La mano invisible que guía en la tormenta

La caída de Jerusalén no fue simplemente cuestión de suerte ni solo el resultado de un ejército poderoso. Fue, en realidad, la consecuencia de una historia mucho más grande, donde la palabra de Dios se cumple frente a la desobediencia constante del pueblo. Eso nos hace pensar en cómo vemos nuestras propias crisis: ¿las tomamos como castigos arbitrarios o como oportunidades para detenernos, mirar dentro y volver a encontrar el camino con humildad y fe?

En medio de todo este caos aparece Jeremías, preso y vulnerable, pero protegido. Su historia nos recuerda que la fidelidad, aunque a veces parezca ignorada o castigada, tiene un valor que trasciende las circunstancias. La esperanza ahí no es un deseo vacío; es la certeza de que, aunque no veamos cómo, Dios sigue actuando detrás de las sombras, cuidando de quienes confían en Él.

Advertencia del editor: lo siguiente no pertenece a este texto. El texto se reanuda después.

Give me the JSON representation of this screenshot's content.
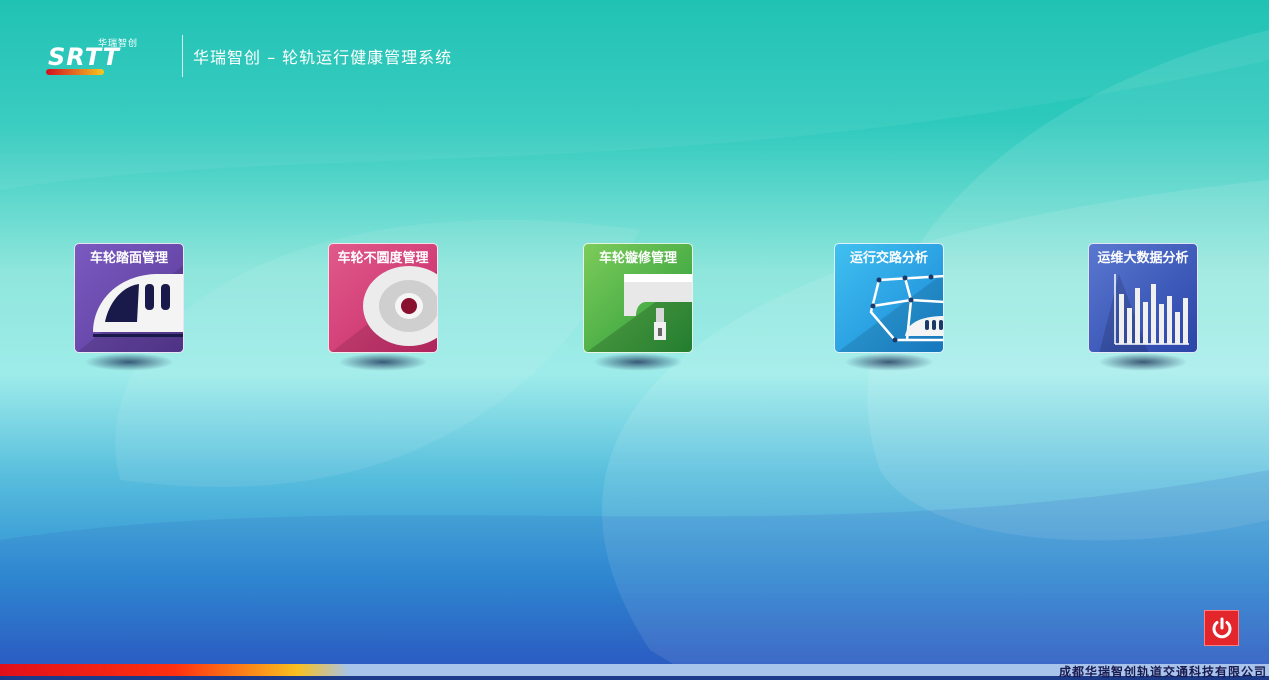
{
  "header": {
    "logo_cn": "华瑞智创",
    "logo_text": "SRTT",
    "title": "华瑞智创 – 轮轨运行健康管理系统"
  },
  "tiles": [
    {
      "label": "车轮踏面管理",
      "icon": "train-icon",
      "color": "#6a4aa8"
    },
    {
      "label": "车轮不圆度管理",
      "icon": "wheel-icon",
      "color": "#d63a7a"
    },
    {
      "label": "车轮镟修管理",
      "icon": "lathe-icon",
      "color": "#3aa050"
    },
    {
      "label": "运行交路分析",
      "icon": "route-map-icon",
      "color": "#2a9ee0"
    },
    {
      "label": "运维大数据分析",
      "icon": "bar-chart-icon",
      "color": "#3a50b0"
    }
  ],
  "footer": {
    "company": "成都华瑞智创轨道交通科技有限公司"
  },
  "power_icon": "power-icon"
}
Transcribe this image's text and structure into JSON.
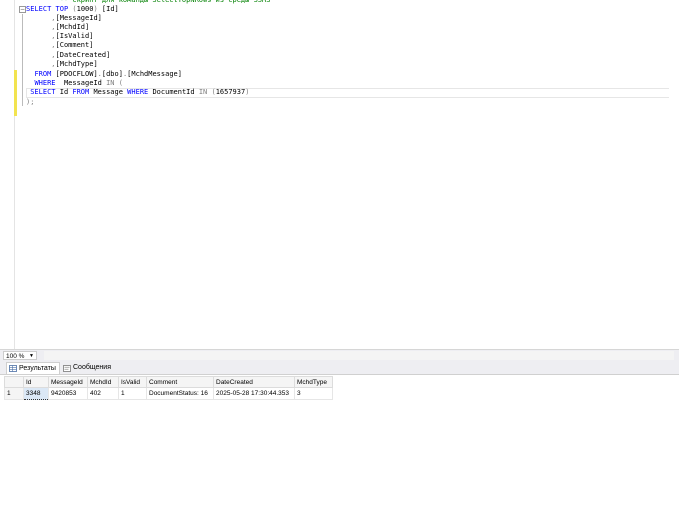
{
  "editor": {
    "lines": [
      {
        "id": "l0",
        "parts": [
          {
            "t": "        ",
            "c": ""
          },
          {
            "t": "-- скрипт для команды SelectTopNRows из среды SSMS",
            "c": "cm"
          }
        ]
      },
      {
        "id": "l1",
        "parts": [
          {
            "t": "SELECT",
            "c": "kw"
          },
          {
            "t": " ",
            "c": ""
          },
          {
            "t": "TOP",
            "c": "kw"
          },
          {
            "t": " (",
            "c": "op"
          },
          {
            "t": "1000",
            "c": "num"
          },
          {
            "t": ") ",
            "c": "op"
          },
          {
            "t": "[Id]",
            "c": ""
          }
        ]
      },
      {
        "id": "l2",
        "parts": [
          {
            "t": "      ",
            "c": ""
          },
          {
            "t": ",",
            "c": "op"
          },
          {
            "t": "[MessageId]",
            "c": ""
          }
        ]
      },
      {
        "id": "l3",
        "parts": [
          {
            "t": "      ",
            "c": ""
          },
          {
            "t": ",",
            "c": "op"
          },
          {
            "t": "[MchdId]",
            "c": ""
          }
        ]
      },
      {
        "id": "l4",
        "parts": [
          {
            "t": "      ",
            "c": ""
          },
          {
            "t": ",",
            "c": "op"
          },
          {
            "t": "[IsValid]",
            "c": ""
          }
        ]
      },
      {
        "id": "l5",
        "parts": [
          {
            "t": "      ",
            "c": ""
          },
          {
            "t": ",",
            "c": "op"
          },
          {
            "t": "[Comment]",
            "c": ""
          }
        ]
      },
      {
        "id": "l6",
        "parts": [
          {
            "t": "      ",
            "c": ""
          },
          {
            "t": ",",
            "c": "op"
          },
          {
            "t": "[DateCreated]",
            "c": ""
          }
        ]
      },
      {
        "id": "l7",
        "parts": [
          {
            "t": "      ",
            "c": ""
          },
          {
            "t": ",",
            "c": "op"
          },
          {
            "t": "[MchdType]",
            "c": ""
          }
        ]
      },
      {
        "id": "l8",
        "parts": [
          {
            "t": "  ",
            "c": ""
          },
          {
            "t": "FROM",
            "c": "kw"
          },
          {
            "t": " [PDOCFLOW]",
            "c": ""
          },
          {
            "t": ".",
            "c": "op"
          },
          {
            "t": "[dbo]",
            "c": ""
          },
          {
            "t": ".",
            "c": "op"
          },
          {
            "t": "[MchdMessage]",
            "c": ""
          }
        ]
      },
      {
        "id": "l9",
        "parts": [
          {
            "t": "  ",
            "c": ""
          },
          {
            "t": "WHERE",
            "c": "kw"
          },
          {
            "t": "  MessageId ",
            "c": ""
          },
          {
            "t": "IN",
            "c": "op"
          },
          {
            "t": " (",
            "c": "op"
          }
        ]
      },
      {
        "id": "l10",
        "parts": [
          {
            "t": " ",
            "c": ""
          },
          {
            "t": "SELECT",
            "c": "kw"
          },
          {
            "t": " Id ",
            "c": ""
          },
          {
            "t": "FROM",
            "c": "kw"
          },
          {
            "t": " Message ",
            "c": ""
          },
          {
            "t": "WHERE",
            "c": "kw"
          },
          {
            "t": " DocumentId ",
            "c": ""
          },
          {
            "t": "IN",
            "c": "op"
          },
          {
            "t": " (",
            "c": "op"
          },
          {
            "t": "1657937",
            "c": "num"
          },
          {
            "t": ")",
            "c": "op"
          }
        ]
      },
      {
        "id": "l11",
        "parts": [
          {
            "t": ");",
            "c": "op"
          }
        ]
      }
    ]
  },
  "zoom": {
    "value": "100 %"
  },
  "tabs": [
    {
      "label": "Результаты",
      "icon": "grid-icon"
    },
    {
      "label": "Сообщения",
      "icon": "messages-icon"
    }
  ],
  "grid": {
    "columns": [
      "Id",
      "MessageId",
      "MchdId",
      "IsValid",
      "Comment",
      "DateCreated",
      "MchdType"
    ],
    "rows": [
      {
        "num": "1",
        "cells": [
          "3348",
          "9420853",
          "402",
          "1",
          "DocumentStatus: 16",
          "2025-05-28 17:30:44.353",
          "3"
        ]
      }
    ]
  },
  "colors": {
    "keyword": "#0000ff",
    "operator": "#808080",
    "comment": "#008000",
    "change_marker": "#f2e34f"
  }
}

Es como cuando en medio de una tormenta, alguien nos sostiene la mano sin decir palabra, solo estando ahí. Eso es lo que sucede con Jeremías y con nosotros cuando la vida se vuelve oscura.

La gracia que florece en la oscuridad

Una de las partes que más me conmueve es la historia de Ebed-melec, el etíope, y cómo Dios lo salva en medio de ese desastre. Es un recordatorio de que la gracia no es algo que llega solo cuando todo está bien, sino que aparece justo en los momentos más difíciles, cuando creemos que no hay salida. La confianza de Ebed-melec en Dios no solo le dio protección, sino que abrió una pequeña puerta de esperanza entre ruinas. Y eso es algo que todos necesitamos escuchar: que, aun en la peor de las tormentas, Dios puede preservar, cuidar y restaurar.

Qué podemos aprender para nuestra vida ahora

Este capítulo no está solo contando una historia antigua; nos está hablando directamente. Nos dice que las dificultades, los golpes y hasta los juicios pueden tener un sentido más grande en nuestra vida y en la historia que estamos construyendo. No es para que nos hundamos en la desesperanza ni para sentir que Dios nos ha dado la espalda. Más bien, es para que entendamos que en la humillación y en el fracaso, hay una semilla que puede florecer en algo nuevo. Dios no viene solo a castigar; también extiende una mano para ofrecer esperanza, para acompañar en la reconstrucción. Y eso, a veces, es todo lo que necesitamos para empezar de nuevo, aunque no sepamos muy bien cómo ni cuándo.